И какое-то время я к нему вот так и приходил, пока Жиляев существовал как таковой. Это было примерно года до 1936–1937. Все время своего учения в консерватории каждый вечер я проводил у Жиляева. Николай Сергеевич был убежденным сторонником советской власти. Он был белым офицером, когда началась революция, перешел на сторону красных, воевал под началом Тухачевского, который одновременно учился у него по музыкальной теории. Тухачевский когда-то учился на скрипке, и Жиляев учил его музыкально-теоретическим предметам. Видимо, под влиянием Тухачевского Жиляев перешел на сторону Красной Армии, и у него даже, кажется, были правительственные награды: именное оружие, орден. В общем, Жиляев имел заслуги перед революцией, очень активно сражался против Колчака. Когда начались процессы, мы все его умоляли: «Николай Сергеевич, снимите портрет Тухачевского». У него все стены были заставлены нотами, книгами и чем угодно, и единственный, в большой раме, портрет Тухачевского в маршальской форме того времени, с такими большими красными звездами. Мы ему все время говорили: «Николай Сергеевич, ну вы же понимаете…» — «Я этому не верю, я знаю этого человека, а снять портрет — значит, совершить предательство».

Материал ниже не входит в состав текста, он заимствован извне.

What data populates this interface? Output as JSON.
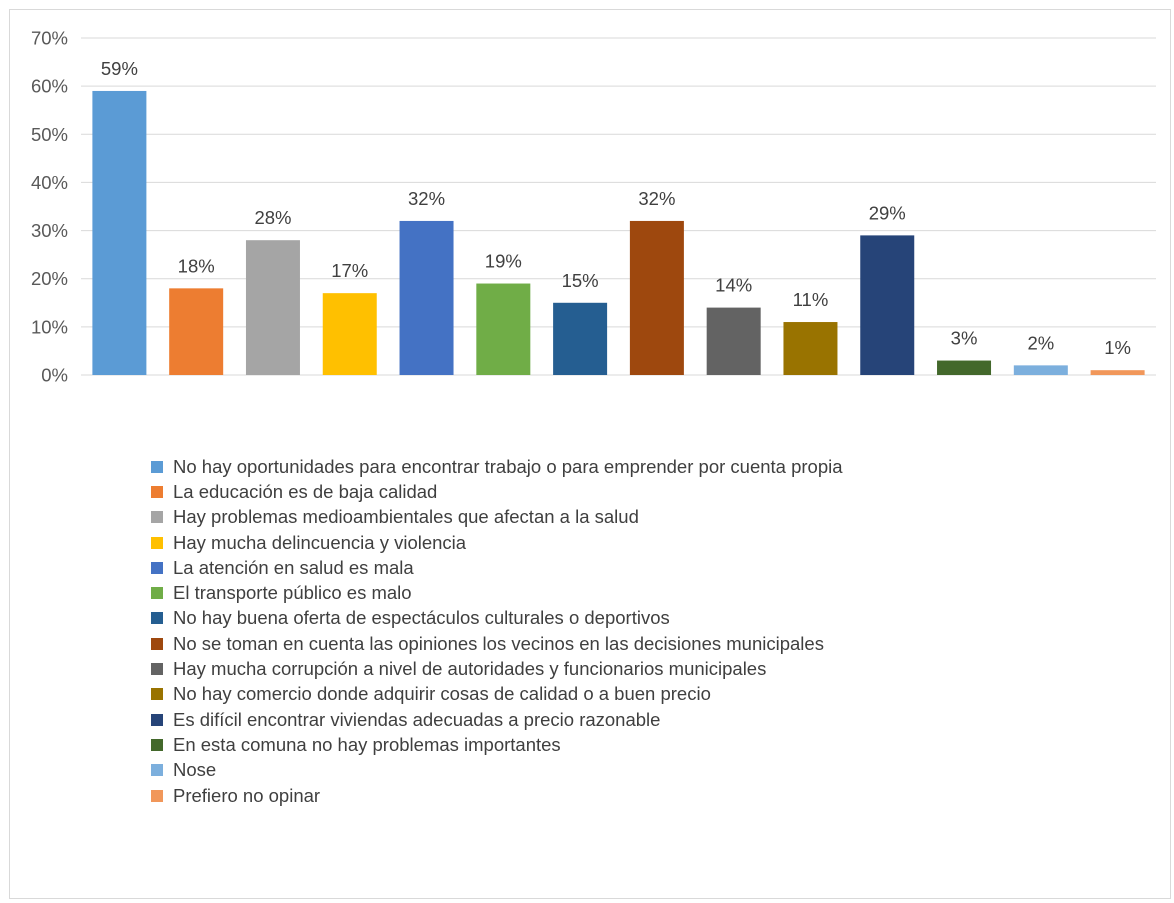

Кончилось тем, что на него донесли, его арестовали и отправили неизвестно куда. Последние сведения были о том, что в первые годы войны где-то в Средней Азии то ли в лагере, то ли на поселении он работал бухгалтером. Мало того, что этот замечательный музыкант знал пять или шесть иностранных языков и был членом Географического общества (куда принимались по особому отбору), он, оказывается, знал еще и бухгалтерию. Он был одиноким человеком, умер он в бедности и несчастье. Погиб в заключении то ли в лагере, то ли в ссылке. Его приговорили к какому-то суровому сроку, а к какому, никто не мог даже узнать. И только иногда, бродя по букинистическим магазинам, я вдруг встречал партитурку с его характерной подписью на первой странице. Все было разорвано, разграблено. Богатейшая библиотека — литературная и нотная, все, что можно было вместить в маленькую комнату, — все это погибло.
Так вот, Жиляев сформировал меня как мыслящую фигуру.
Помню, однажды я с гордостью принес ему какие-то свои детские, сочиненные для стенгазеты, статьи о том, как плох тот или другой композитор по сравнению с настоящей советской пролетарской, бодрой музыкой. Он взял и сказал, что потом мы с тобой на эту тему поговорим, и когда я уже уходил от него, он вдруг посмотрел на меня:
— Ты помнишь, что ты мне принес?
— Помню.
— Так вот, имей в виду, я тебе все эти два года ставил клизму — у тебя был засорен желудок. Теперь ты можешь самостоятельно мыслить, и многое из того, что я тебе говорил, — это преувеличение. (Он поносил Римского-Корсакова, которым я тогда вовсю увлекался. Он считал, что у Римского-Корсакова только первые три оперы — настоящая музыка, дальше — это упадок таланта; терпеть не мог Глазунова, что привил и мне, — до сих пор не люблю. Он ниспровергал всех богов. А потом, под конец, начал играть обратно…)
— Николай Сергеевич, вы же говорили…
— Теперь ты можешь и другую точку зрения выслушать.
У него я встречался со многими сейчас живущими и покойными ныне людьми. Книппер там часто бывал, Голубев, профессор консерватории Раков, Витачек, сын скрипичного мастера, племянник Гнесина. Вот с ним мы больше всего общались тогда, особенно в тот период, когда я не учился в техникуме. Он сам немного занимался композицией и был для меня маленьким Жиляевым, он учился у Жиляева много лет и, когда мы с ним играли в четыре руки, пересказывал мне, что по этому поводу сказал Жиляев.
В. Р. А что же Большой театр в пору Вашего музыкального прозрения?
К. К. Так как мои родители работали в Большом театре, то, естественно, я часто туда ходил, но первые впечатления о Большом театре были совсем не музыкальные. Вот, я помню, меня посадили в артистическую ложу. Мама играла спектакль «Петрушка». В ложе сидели артисты; помню, там был тенор Никандр Сергеевич Ханаев, недавно скончавшийся, а тогда уже премьер Большого театра. Помню, какое потрясающее впечатление произвел на меня «Петрушка», особенно в конце, когда тень Петрушки появляется над балаганом и показывает нос фокуснику. Надо сказать, что эти детские потрясения охватывают меня всегда, когда в «Петрушке» я дохожу до этого места. И вот в ложе я рыдал навзрыд, все меня успокаивали и Никандр Сергеевич:
— Ну, мальчик, ты же видел, что он живой.